As we approach the 10 year anniversary of 9/11, I'm sure many of us will reflect on where we were when the first of the planes struck. I was in an office in Central London in my first design job. My colleagues and I watched it all happening on the Internet. At first there was laughter as it looked like a hoax but as we watched people jumping to their deaths and news came from other sources, it became vividly clear that this was real. Did the world change that day? I grew up in a London that was terrorised by the IRA - and on occasion at work on Oxford street, would be warned to keep away from the glass windows in our office building. The IRA gave warnings and I think mostly, hit military targets.
9/11 reminded the West that in war, it wasn't just soldiers who died. Was this the first time since Pearl Harbour that Americans had been attacked on their own home soil? The most shocking thing was these were people who were just having ordinary days the same as I was - going to work, having breakfast, doing their day to day. They weren't aware of any war, nor that they were potential targets.

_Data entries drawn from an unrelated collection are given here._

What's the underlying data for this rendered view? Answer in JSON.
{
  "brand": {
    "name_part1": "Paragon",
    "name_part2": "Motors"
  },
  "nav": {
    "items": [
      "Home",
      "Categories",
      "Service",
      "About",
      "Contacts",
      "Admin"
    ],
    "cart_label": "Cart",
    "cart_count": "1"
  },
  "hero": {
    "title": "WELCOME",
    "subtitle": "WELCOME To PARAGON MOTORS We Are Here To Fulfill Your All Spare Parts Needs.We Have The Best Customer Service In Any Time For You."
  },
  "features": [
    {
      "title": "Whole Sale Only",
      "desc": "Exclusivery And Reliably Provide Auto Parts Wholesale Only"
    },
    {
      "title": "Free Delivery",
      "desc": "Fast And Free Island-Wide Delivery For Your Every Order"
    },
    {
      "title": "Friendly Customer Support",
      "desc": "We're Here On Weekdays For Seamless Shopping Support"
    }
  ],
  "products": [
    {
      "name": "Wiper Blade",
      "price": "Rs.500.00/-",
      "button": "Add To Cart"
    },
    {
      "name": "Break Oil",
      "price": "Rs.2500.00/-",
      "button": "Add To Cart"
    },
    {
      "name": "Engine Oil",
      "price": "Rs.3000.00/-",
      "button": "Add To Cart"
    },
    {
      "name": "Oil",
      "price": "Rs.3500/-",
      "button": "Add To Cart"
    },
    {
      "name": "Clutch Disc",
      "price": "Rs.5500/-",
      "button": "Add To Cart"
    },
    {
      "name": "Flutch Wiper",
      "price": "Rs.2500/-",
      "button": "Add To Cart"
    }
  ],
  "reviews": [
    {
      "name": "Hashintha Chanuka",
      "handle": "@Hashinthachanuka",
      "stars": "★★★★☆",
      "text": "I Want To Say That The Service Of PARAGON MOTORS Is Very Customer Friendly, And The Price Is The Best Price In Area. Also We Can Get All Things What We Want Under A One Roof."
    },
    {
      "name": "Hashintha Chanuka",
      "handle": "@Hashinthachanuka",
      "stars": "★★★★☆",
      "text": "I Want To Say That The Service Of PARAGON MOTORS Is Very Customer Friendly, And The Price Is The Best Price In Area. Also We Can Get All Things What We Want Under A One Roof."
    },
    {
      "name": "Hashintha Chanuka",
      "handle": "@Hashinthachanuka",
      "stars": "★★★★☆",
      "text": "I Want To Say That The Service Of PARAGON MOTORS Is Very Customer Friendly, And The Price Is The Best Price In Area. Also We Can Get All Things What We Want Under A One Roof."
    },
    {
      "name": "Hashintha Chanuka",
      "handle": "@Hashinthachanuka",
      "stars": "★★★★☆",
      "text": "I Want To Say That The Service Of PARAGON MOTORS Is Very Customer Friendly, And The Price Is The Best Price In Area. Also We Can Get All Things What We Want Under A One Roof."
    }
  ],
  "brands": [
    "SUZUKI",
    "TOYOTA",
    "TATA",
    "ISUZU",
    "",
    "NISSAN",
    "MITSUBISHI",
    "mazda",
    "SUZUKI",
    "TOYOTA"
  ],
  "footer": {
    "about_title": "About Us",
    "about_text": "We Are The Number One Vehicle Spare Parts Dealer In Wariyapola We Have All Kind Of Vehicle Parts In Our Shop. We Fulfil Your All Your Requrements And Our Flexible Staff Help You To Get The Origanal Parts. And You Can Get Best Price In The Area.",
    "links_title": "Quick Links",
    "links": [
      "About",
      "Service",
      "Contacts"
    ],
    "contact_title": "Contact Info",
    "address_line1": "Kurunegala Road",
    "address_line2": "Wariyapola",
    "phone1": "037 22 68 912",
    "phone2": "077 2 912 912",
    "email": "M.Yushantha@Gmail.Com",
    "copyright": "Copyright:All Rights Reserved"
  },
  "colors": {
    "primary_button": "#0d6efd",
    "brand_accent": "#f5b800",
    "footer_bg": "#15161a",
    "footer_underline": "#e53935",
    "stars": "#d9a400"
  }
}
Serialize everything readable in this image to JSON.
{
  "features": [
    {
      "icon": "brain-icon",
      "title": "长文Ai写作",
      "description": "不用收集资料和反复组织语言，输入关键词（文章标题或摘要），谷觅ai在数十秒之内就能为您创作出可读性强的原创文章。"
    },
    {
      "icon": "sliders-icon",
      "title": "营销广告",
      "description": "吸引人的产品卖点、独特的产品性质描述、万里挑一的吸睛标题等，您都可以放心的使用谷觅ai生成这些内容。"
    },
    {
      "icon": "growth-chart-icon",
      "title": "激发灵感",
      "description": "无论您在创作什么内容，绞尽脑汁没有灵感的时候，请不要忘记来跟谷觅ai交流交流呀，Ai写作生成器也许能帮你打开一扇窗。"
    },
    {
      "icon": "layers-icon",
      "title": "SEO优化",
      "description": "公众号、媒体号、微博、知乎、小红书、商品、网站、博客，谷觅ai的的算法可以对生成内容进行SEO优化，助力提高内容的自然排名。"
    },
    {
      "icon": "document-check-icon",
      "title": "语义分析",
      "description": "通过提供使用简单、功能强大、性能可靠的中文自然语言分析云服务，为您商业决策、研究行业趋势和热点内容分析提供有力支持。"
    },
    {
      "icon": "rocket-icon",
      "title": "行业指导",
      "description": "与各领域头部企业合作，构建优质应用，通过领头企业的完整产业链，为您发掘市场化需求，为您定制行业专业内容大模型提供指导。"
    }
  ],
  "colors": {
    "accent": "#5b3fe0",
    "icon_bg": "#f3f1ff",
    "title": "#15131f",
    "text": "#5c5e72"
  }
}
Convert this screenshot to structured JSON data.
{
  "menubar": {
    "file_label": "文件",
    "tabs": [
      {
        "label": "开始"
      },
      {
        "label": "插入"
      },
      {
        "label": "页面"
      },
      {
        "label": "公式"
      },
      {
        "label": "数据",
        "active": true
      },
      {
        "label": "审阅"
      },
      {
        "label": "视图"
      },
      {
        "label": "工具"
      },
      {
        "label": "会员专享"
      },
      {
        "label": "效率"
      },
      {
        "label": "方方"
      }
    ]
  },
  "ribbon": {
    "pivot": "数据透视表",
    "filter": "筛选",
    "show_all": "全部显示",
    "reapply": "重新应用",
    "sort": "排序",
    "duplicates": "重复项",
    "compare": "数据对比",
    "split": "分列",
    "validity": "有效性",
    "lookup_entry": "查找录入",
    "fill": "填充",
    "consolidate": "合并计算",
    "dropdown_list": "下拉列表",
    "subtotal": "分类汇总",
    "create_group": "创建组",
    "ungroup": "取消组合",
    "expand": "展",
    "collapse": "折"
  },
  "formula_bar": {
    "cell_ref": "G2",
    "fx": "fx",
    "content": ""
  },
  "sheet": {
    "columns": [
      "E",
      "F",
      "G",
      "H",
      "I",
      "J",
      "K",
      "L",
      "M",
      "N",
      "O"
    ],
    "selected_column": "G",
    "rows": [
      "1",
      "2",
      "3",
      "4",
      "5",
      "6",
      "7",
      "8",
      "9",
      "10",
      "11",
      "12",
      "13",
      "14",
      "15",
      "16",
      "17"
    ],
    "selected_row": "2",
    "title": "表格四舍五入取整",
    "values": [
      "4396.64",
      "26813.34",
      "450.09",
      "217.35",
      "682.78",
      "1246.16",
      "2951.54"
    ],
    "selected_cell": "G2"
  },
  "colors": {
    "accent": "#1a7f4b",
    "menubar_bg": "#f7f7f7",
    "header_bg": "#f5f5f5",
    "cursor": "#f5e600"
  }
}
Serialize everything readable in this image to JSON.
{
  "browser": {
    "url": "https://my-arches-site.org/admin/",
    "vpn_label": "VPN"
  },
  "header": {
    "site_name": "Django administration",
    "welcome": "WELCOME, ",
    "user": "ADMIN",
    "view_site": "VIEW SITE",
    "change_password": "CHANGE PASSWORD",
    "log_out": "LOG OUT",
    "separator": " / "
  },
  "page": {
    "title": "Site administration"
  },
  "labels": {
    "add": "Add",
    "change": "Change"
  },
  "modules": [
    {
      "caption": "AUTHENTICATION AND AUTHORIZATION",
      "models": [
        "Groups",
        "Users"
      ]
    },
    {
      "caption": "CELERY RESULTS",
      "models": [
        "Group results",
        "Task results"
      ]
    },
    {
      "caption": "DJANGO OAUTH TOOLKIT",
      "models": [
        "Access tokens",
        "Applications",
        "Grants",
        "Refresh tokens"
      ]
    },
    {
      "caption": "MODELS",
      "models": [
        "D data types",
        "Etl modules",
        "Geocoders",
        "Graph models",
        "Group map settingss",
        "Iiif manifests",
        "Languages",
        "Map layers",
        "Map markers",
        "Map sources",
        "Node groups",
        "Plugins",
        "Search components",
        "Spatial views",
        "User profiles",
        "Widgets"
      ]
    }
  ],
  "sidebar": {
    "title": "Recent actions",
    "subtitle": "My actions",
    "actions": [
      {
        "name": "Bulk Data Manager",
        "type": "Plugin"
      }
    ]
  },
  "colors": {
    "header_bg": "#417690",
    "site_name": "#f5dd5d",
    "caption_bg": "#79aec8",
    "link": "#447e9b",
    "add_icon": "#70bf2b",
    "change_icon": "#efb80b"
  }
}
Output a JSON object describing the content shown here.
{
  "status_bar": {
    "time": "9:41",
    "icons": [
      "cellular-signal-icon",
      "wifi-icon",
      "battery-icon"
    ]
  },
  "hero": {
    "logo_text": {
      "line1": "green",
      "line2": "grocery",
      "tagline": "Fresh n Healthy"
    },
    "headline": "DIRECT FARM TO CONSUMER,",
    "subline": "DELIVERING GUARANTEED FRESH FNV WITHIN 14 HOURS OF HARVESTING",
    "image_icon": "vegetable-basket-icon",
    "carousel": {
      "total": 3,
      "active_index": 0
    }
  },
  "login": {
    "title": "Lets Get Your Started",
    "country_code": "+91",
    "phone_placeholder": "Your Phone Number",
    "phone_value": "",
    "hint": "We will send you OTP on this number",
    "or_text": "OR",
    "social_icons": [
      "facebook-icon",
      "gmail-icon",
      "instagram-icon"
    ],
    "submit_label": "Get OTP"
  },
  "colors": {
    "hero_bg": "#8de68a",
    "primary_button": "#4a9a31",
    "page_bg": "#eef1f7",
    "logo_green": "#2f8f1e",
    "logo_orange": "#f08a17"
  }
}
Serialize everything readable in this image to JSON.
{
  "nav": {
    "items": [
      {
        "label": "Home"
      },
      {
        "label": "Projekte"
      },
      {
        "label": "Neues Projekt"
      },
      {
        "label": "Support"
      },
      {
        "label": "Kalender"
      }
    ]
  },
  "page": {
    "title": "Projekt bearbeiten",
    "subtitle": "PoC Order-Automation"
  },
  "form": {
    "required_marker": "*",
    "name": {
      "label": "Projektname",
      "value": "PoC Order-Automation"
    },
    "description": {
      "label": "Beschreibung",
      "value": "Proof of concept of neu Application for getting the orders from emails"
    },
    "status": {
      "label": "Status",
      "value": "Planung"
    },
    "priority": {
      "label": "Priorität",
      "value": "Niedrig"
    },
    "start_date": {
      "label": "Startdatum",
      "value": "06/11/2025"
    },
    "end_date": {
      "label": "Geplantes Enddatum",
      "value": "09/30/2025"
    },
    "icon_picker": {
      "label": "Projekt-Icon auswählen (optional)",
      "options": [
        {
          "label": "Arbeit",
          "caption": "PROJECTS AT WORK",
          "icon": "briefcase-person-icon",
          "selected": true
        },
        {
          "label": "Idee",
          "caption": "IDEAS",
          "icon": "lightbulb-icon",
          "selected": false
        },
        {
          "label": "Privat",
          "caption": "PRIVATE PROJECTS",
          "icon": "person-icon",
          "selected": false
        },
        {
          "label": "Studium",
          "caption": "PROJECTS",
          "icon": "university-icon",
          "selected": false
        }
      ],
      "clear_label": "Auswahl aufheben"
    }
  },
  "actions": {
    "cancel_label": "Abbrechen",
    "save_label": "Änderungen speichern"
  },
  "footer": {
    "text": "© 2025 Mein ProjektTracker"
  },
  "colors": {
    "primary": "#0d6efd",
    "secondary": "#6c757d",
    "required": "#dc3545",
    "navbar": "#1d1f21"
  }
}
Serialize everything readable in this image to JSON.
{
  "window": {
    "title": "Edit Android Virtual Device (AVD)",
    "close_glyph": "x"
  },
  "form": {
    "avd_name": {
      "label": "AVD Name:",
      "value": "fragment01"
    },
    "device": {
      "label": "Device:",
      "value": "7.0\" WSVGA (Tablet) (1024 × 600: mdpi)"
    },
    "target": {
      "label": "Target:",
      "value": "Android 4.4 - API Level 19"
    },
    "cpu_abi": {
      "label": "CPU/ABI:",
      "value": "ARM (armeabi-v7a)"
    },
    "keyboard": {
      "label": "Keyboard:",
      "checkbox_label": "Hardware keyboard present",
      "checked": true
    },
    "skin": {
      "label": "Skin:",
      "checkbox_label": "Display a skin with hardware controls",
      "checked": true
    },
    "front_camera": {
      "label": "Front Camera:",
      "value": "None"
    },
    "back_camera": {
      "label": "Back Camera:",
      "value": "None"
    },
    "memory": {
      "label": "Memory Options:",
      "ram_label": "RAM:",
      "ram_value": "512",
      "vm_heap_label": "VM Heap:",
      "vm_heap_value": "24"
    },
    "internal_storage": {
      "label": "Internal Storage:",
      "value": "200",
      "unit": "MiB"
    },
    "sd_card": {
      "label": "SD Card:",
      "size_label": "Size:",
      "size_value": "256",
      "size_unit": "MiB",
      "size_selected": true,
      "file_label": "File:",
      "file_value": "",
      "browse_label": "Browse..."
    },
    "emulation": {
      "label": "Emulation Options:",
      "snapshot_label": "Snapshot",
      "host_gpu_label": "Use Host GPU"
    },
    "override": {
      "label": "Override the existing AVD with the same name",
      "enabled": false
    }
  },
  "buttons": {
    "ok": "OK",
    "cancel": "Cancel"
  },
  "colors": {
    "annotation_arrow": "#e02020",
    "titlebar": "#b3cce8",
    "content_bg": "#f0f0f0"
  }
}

And it still doesn't feel like war, it still feels like murder as it did in London 4 years later.
I didn't know any of them, but I know they died and tomorrow I shall be saying a prayer for them and their loved ones.

Sunday 4 September 2011

Lazy sunday

It was my child's birthday yesterday. The years are truly going fast. After a manic week of getting presents and food sorted, we had a great get-together with the Scottish family in Dundee (plus my dad - who surprisingly came up for the weekend).
This morning, after dropping Dad off at the station we took the little one to Callendar Park in Falkirk to try out her new bike. Just by luck, there was an ActiveSunday event on so we were able to briefly watch some kids cheerleading and doing karate among other exhibits.
After lunch, we headed back home and had a lazy afternoon. Thanks to our neighbour's buddleia trees, we have many butterflies in our garden. While I was napping in the garden chair, one even landed on my nose! I didn't get a picture of that one but got a rather fuzzy one of a red admiral. It's very hard not to be chilled with these beauties fluttering about.